Secret Hitler's creators would never have gotten the game off the ground if not for physically working alongside one another in a co-working space operated by Cards Against Humanity (CAH). Co-founder Max Temkin, who's also one of the three creators of Secret Hitler, opened the Chicago office back in January after spending two years designing the space. Then he and the growing team of CAH employees needed to decide who to invite to join the space. CAH has grown to around 12 employees, Temkin says, thanks to the success of the fill-in-the-blank card game, but he wanted to mix up the work environment. The trick was not to turn a profit, but to find people with whom creative energy could be shared to potentially create something new.

A co-working space focused on creative collaboration

"I discovered that running a shared work space as a business puts you at odds with the people who are working in the space," Temkin says. "Your incentives are not necessarily aligned." A co-working space that charged the bare minimum in rent and didn't take equity in other companies, however, would let collaborations like Secret Hitler arise without the complications of a venture capitalist fund or for-profit startup.

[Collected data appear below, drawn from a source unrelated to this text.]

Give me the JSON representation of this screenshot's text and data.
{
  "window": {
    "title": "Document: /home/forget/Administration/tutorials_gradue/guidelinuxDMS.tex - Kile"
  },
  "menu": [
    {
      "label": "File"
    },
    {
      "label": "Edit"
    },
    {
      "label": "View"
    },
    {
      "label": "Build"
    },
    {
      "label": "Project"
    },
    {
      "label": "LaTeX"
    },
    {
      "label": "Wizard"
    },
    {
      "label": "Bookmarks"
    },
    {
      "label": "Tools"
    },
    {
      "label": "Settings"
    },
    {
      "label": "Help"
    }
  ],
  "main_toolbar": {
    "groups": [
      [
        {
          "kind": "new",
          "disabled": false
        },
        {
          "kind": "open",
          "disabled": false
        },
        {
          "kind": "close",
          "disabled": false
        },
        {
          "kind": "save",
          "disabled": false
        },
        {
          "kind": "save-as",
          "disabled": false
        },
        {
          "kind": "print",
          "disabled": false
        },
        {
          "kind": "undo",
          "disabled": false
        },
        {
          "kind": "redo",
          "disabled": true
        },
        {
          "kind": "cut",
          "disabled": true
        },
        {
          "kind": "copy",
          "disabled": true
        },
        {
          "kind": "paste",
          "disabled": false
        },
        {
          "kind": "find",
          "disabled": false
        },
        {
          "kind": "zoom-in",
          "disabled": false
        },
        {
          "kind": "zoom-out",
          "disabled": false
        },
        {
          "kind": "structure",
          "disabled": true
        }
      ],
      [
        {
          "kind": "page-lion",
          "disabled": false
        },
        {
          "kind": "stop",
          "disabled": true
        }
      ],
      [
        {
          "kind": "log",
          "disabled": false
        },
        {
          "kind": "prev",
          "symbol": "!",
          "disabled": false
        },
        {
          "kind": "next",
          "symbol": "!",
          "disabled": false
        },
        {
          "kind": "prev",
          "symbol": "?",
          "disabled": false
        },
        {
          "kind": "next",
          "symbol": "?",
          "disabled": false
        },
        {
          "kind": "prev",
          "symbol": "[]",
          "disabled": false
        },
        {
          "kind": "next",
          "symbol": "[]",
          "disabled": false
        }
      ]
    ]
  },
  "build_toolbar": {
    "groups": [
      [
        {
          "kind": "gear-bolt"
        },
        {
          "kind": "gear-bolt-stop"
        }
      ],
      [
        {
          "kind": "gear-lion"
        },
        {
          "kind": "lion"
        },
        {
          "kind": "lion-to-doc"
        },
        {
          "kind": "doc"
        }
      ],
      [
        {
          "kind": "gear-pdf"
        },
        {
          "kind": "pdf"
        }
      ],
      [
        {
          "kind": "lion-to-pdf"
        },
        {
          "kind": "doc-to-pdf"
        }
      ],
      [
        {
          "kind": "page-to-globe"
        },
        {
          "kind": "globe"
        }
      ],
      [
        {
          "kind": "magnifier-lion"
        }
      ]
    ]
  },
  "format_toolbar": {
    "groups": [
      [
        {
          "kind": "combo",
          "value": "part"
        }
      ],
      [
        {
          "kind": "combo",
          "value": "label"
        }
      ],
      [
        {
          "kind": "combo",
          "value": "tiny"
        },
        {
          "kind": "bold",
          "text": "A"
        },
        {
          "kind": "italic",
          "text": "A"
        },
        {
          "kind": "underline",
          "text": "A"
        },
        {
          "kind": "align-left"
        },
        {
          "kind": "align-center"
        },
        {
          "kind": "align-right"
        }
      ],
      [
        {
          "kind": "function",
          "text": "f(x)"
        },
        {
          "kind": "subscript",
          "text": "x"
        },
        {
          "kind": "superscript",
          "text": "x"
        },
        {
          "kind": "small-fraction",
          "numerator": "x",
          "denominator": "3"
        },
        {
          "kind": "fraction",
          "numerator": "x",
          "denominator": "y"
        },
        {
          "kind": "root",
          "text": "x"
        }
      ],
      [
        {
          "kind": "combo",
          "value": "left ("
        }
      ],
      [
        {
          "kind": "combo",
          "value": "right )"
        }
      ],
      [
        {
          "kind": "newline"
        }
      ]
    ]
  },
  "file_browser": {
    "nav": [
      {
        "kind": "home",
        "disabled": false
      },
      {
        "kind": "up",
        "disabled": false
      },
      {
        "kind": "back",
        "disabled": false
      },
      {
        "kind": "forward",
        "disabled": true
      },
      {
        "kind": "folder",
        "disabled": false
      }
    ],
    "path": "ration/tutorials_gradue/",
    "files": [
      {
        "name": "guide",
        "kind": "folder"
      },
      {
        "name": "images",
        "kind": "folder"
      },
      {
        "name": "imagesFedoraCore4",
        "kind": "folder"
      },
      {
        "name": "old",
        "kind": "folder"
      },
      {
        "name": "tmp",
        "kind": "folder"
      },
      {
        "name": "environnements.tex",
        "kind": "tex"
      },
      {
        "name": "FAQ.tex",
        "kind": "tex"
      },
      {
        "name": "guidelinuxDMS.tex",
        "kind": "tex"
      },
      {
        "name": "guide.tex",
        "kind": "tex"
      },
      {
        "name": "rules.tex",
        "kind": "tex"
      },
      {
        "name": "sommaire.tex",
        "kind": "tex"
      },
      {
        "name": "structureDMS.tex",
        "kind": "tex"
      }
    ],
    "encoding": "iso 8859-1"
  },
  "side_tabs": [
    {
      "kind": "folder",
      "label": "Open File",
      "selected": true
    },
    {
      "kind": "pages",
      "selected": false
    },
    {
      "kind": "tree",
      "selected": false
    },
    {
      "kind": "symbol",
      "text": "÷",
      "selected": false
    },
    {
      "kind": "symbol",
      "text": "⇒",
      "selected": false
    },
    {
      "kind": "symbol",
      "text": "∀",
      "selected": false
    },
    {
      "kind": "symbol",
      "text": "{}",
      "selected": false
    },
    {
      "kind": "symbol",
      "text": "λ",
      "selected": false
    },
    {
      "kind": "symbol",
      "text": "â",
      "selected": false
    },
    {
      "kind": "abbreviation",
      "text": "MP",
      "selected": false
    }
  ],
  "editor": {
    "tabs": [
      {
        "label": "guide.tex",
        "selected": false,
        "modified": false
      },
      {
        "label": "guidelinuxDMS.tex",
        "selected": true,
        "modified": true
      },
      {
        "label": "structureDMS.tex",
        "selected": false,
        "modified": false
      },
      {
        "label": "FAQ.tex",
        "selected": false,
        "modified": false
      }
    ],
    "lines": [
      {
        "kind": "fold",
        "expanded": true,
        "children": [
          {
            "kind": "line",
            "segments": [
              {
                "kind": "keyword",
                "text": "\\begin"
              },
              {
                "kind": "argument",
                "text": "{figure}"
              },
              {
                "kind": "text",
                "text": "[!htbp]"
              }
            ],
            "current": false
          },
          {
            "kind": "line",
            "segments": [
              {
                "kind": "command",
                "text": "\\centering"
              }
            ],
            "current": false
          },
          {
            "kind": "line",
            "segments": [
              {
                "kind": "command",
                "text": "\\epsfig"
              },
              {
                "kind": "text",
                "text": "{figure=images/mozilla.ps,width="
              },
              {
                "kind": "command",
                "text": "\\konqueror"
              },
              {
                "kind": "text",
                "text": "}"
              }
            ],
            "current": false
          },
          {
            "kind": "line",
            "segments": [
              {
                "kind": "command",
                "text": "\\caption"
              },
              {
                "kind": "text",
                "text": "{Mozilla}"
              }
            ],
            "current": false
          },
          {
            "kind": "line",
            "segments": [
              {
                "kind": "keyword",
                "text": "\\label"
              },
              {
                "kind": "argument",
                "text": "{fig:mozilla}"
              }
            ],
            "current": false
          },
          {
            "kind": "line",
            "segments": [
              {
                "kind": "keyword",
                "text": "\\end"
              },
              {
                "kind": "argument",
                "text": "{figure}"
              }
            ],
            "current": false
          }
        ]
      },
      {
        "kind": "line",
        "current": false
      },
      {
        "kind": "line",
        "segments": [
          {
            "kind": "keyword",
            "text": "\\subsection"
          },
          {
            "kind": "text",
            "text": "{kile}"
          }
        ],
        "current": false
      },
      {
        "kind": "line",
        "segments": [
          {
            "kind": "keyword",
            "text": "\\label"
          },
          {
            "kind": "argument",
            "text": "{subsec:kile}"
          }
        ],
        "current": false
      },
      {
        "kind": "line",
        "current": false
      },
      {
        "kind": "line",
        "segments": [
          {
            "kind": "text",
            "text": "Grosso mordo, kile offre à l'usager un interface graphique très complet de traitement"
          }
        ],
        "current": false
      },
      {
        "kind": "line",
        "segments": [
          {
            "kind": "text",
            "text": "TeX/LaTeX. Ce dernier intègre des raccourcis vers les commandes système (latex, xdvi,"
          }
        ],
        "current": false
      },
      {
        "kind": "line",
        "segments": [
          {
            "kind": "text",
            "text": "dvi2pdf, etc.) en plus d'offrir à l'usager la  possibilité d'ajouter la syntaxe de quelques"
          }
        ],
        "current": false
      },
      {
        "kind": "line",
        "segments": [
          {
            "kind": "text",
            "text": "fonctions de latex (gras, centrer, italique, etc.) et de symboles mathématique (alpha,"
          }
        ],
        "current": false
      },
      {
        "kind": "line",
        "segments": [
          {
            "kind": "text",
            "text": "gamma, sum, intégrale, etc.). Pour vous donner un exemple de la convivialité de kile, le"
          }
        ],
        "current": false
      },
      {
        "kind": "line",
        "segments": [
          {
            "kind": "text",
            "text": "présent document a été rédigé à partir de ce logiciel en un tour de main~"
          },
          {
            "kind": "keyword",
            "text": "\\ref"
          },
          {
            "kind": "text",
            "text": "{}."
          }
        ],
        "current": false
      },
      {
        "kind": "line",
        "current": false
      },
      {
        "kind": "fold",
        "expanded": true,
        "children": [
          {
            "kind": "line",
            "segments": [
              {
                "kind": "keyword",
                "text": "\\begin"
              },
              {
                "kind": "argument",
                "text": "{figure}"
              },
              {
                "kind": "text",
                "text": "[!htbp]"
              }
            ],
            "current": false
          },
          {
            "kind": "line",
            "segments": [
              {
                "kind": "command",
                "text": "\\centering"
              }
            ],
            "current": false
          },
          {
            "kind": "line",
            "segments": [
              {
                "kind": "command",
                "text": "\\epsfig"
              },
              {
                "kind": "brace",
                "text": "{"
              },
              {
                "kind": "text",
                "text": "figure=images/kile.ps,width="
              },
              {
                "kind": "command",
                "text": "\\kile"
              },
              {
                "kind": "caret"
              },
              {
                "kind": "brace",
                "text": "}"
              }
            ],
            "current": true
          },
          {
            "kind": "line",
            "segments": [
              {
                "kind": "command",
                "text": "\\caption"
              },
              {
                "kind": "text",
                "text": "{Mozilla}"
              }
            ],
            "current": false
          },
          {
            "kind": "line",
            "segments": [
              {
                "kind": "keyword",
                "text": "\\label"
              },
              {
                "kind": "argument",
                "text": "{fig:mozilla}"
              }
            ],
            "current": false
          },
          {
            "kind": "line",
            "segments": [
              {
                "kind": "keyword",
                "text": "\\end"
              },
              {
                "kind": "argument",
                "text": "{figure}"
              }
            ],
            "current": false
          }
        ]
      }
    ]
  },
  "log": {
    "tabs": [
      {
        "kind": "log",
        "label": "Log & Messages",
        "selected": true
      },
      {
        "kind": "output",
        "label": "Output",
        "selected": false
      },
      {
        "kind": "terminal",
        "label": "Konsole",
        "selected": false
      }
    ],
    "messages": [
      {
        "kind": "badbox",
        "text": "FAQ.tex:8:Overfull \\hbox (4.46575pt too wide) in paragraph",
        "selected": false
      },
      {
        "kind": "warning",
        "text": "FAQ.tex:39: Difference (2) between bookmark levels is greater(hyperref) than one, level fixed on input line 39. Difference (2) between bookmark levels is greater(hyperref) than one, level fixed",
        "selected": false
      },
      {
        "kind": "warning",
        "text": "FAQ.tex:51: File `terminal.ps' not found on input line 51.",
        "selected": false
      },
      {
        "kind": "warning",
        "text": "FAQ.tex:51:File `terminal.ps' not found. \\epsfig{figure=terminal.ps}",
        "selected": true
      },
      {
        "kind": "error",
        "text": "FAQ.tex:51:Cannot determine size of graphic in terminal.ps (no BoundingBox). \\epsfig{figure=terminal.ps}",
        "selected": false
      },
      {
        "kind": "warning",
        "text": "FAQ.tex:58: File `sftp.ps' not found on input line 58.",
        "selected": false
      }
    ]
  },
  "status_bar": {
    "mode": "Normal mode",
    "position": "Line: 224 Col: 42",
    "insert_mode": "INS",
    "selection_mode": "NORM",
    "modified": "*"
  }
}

Secret Hitler is one of the first products of that co-working experiment — an incubator would be a "generous" categorization, Temkin says. But it's already a success. Temkin and his friends launched Cards Against Humanity nearly five years ago on Kickstarter, grossing more than $15,000 with a goal of $4,000 at the time. Secret Hitler currently has more than $208,000 in funding since Monday, having easily surpassed its $54,000 goal. It only has two pledge tiers: one for buying the game and its physical card set for $25, and another for buying the game plus a limited edition pack of CAH cards for $30. In keeping with CAH's style, you can also print out your own cards for the game at home for free.

Cards Against Humanity's Chicago co-working space

The other Secret Hitler co-creators, game developer Mike Boxleiter and writer Tommy Maranges, came up with the original idea after Temkin invited both to work at CAH's offices, having met the two in the Chicago creative arts scene. Temkin became a collaborator to help with the game design, and Mackenzie Schubert was brought on to do stylized iconography and illustration.

"Physical games bring people together."

After months of play testing and handing the game to nearly every writer and game developer in the Chicago arts scene, the trio was ready to bring it to Kickstarter and get the project out to players. Its immediate success is indicative of a desire to have a "real-life experience, one not necessarily mediated by a screen," Temkin says.

"i get the impression that my generation is kind of lonely," he adds. "People turn to online games and social networks to feel better and those things just make you feel more empty. Physical games bring people together in real life." It's a philosophy that turned Cards Against Humanity into one of the biggest party games of the last few years, though Secret Hitler is a different animal altogether.

The game involves lying and deception, forcing a majority of players to try and suss out who may secretly be a fascist trying to bring Hitler to power in 1930s-era Germany. Through successive rounds of play, elected leaders are asked to pass laws that may aid or harm either faction and decide the fate of the game, and an element of chance ensures that surprise moments can happen at any time. With a steep learning curve and a design that commands a high level of intensity, Temkin admits that Secret Hitler has a much smaller market than CAH. But it's more fun.

"I played a lot of Cards Against Humanity during play testing," he says. "After the 50th time, I’m like, 'Alright, I get it.' For Secret Hitler, I’ve already played it more than 50 times and I cannot wait to play it tonight."